To translate their discoveries into patient cures, Ichida’s team is screening more than 40,000 potential drugs to see if any can stop the degeneration of reprogrammed cells from patients with ALS. They are performing this screening in collaboration with biotechnology company Icagen Corporation and machine learning company DRVision Technologies, supported by $1.5 million in federal funding from the U.S. Department of Defense. The partners have already found several promising drug leads. In addition, Ichida and collaborators are co-founders of a local biotechnology company, Acurastem, Inc., to seek to further develop therapeutic strategies.
Prior to dedicating himself to ALS research, Ichida spent his formative years in Hawaii, then ventured to the mainland to earn his bachelor of science in molecular genetics from UCLA while performing hula at venues throughout Los Angeles. After graduation, he obtained his PhD in genetics from Harvard Medical School, where he studied how life emerged from the primordial soup in the lab of Nobel Laureate Jack Szostak, PhD, and moonlighted as a guitarist in the rock bands Maniatis Maniatis and Holding Room.

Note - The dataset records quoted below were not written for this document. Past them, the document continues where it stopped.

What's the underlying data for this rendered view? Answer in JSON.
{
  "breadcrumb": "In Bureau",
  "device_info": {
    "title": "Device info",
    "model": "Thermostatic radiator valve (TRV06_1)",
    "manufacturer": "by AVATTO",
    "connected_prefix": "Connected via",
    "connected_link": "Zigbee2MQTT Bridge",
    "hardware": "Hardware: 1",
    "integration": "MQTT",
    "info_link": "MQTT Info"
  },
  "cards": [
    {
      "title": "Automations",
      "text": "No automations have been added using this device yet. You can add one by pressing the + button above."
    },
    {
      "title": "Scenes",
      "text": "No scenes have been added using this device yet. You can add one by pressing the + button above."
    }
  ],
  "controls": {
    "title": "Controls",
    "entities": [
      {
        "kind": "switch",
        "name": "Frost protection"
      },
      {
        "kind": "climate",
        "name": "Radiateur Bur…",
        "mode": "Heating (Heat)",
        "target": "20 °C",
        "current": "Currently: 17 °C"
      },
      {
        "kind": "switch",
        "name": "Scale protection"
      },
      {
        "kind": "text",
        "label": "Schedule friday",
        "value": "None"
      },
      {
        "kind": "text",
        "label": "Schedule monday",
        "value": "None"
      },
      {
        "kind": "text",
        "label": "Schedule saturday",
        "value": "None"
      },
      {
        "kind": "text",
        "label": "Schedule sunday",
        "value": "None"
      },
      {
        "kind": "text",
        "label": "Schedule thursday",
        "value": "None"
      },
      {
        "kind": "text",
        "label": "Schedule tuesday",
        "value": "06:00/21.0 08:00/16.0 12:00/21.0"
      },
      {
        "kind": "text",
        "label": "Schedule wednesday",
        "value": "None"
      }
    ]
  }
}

“Dr. Justin Ichida was the first faculty member that I hired, shortly after my own arrival at USC,” said Andy McMahon, PhD, W.M. Keck Provost Professor of Stem Cell Biology and Regenerative Medicine and Biological Sciences; chair of Stem Cell Biology and Regenerative Medicine; and director, Eli and Edythe Broad Center for Regenerative Medicine and Stem Cell Research at USC. “As a gifted scientist, gracious colleague to his fellow faculty members and generous mentor to his students, he is ideally suited to be the first Richard N. Merkin Scholar.”
Merkin is the president and CEO of Heritage Provider Network and The Merkin Family Foundation, and a member of the Board of Overseers of the Keck School of Medicine of USC. The Heritage Provider Network and its affiliates furnish affordable quality health care to more than 700,000 patients in California, Arizona and New York.
“We are very pleased to be working with USC’s Department of Stem Cell Biology and Regenerative Medicine to support the rapid translation of lab innovations into patient treatments,” Merkin said. “I am personally thrilled that Justin Ichida has been named the first of our new class of scholars. His work addresses important issues and is already very promising. We look forward to seeing his ongoing achievements.”